The detailed steps of the control algorithm of the probe automatic tracking and positioning system work of the present invention are as follows:

Fig. 6 is a specific example of the present invention, which shows that the position detector detects the distance from the probe to the sample surface, and calculates the detection distance difference between the photodetector 9 at position A and the photodetector 11 at position C on the diagonal line Δl _AC = L _A - L _C, the detection distance difference between photodetector 10 at B position and photodetector 12 at D position Δl _BD =L _B -LD _, if |Δl _AC |>threshold value, and Δl _AC <0, it will be sent to the horizontal motor through the controller Forward rotation command until |Δl _AC |<=threshold value; if |Δl _AC |>threshold value, and Δl _AC >0, the controller sends a reverse rotation command to the horizontal motor until |Δl _AC |<=threshold value, rotate The angle is recorded as: θ _level . In the same way, the rotation angle of the pitch motor can be controlled by detectors B and D: denoted as: _θpitch . When Δl _AD and Δl _BC are both less than the specified threshold, then determine the vertical distance L between the probe and the sample surface at this time, L=( _LA + L _B + L _C + L _D) /4, ΔL _standard = L - standard Distance, calculated by ΔL _standard , ΔLx, ΔLy, ΔLx is the lateral movement distance of the probe driven by the lateral displacement linear motor, ΔLy is the longitudinal movement distance of the probe driven by the vertical linear motor, that is, the probe is pushed forward toward the sample surface. After these steps, the probe It is perpendicular to the sample surface, and the distance from the sample surface meets the system detection requirements.

The process of probe adjustment is as follows:

At the beginning of the detection, the probe is at the initial position 1. If the position detector detects that the probe is not vertically aligned with the detection surface, according to the calculated rotation _angle θ of the horizontal rotation motor and the rotation angle θ _pitch of the pitch rotation motor, respectively, in their respective attitudes The direction completes the corresponding rotation angle, and the probe completes the angle and _posture adjustment so that the normal line of the probe is perpendicular to the detection surface, and then _the position of _the probe is moved. The ΔLx, _ΔLy , and lateral The displacement motor and the longitudinal displacement motor move the probe in the horizontal and vertical directions respectively by ΔLx and ΔLy. At this time, the probe is perpendicular to the detection surface and the distance from the surface is a specified value, and the probe can be detected.

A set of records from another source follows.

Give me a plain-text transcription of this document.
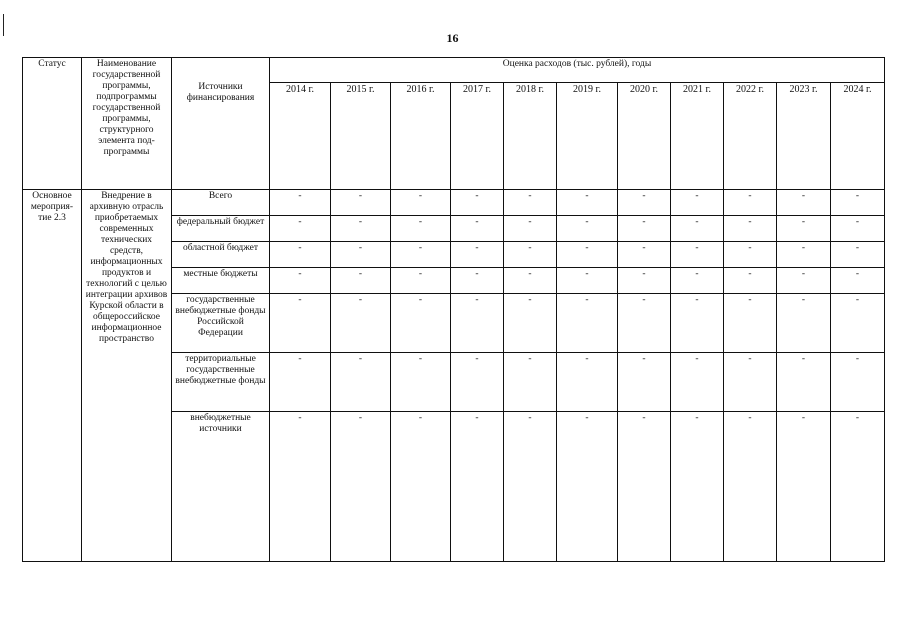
16
Статус	Наименование государственной программы, подпрограммы государственной программы, структурного элемента под-программы	Источники финансирования	Оценка расходов (тыс. рублей), годы										
			2014 г.	2015 г.	2016 г.	2017 г.	2018 г.	2019 г.	2020 г.	2021 г.	2022 г.	2023 г.	2024 г.
Основное мероприя-тие 2.3	Внедрение в архивную отрасль приобретаемых современных технических средств, информационных продуктов и технологий с целью интеграции архивов Курской области в общероссийское информационное пространство	Всего	-	-	-	-	-	-	-	-	-	-	-
		федеральный бюджет	-	-	-	-	-	-	-	-	-	-	-
		областной бюджет	-	-	-	-	-	-	-	-	-	-	-
		местные бюджеты	-	-	-	-	-	-	-	-	-	-	-
		государственные внебюджетные фонды Российской Федерации	-	-	-	-	-	-	-	-	-	-	-
		территориальные государственные внебюджетные фонды	-	-	-	-	-	-	-	-	-	-	-
		внебюджетные источники	-	-	-	-	-	-	-	-	-	-	-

Through the above series of detection, calculation and motor drive , so as to complete the probe automatic tracking and positioning control process.

Claims (1)

1. the automatic track and localization control system of optic probe of the optical coherent chromatographic imaging detected for mural painting, comprise optic probe clamping device (8) and infrared optics probe (1), it is characterized in that: set gradually A position photodetector (9) at the four-quadrant of the surrounding of described infrared optics probe (1), B position photodetector (10), C position photodetector (11) and D position photodetector (12), described infrared optics probe (1) is clamped by described optic probe clamping device (8), pitching electric rotating machine (5) is provided with in described optic probe clamping device (8), horizontally rotate motor (4), length travel stepper motor (6), transversal displacement stepper motor (7) and Programmable Logic Controller, the input end of this Programmable Logic Controller and described A position photodetector (9), B position photodetector (10), C position photodetector (11) is connected with the output terminal of D position photodetector (12), the output terminal of described Programmable Logic Controller and described pitch orientation electric rotating machine (5), horizontal direction electric rotating machine (4), stepper motor (6) is moved in length travel, the control end that transversal displacement moves stepper motor (7) is connected.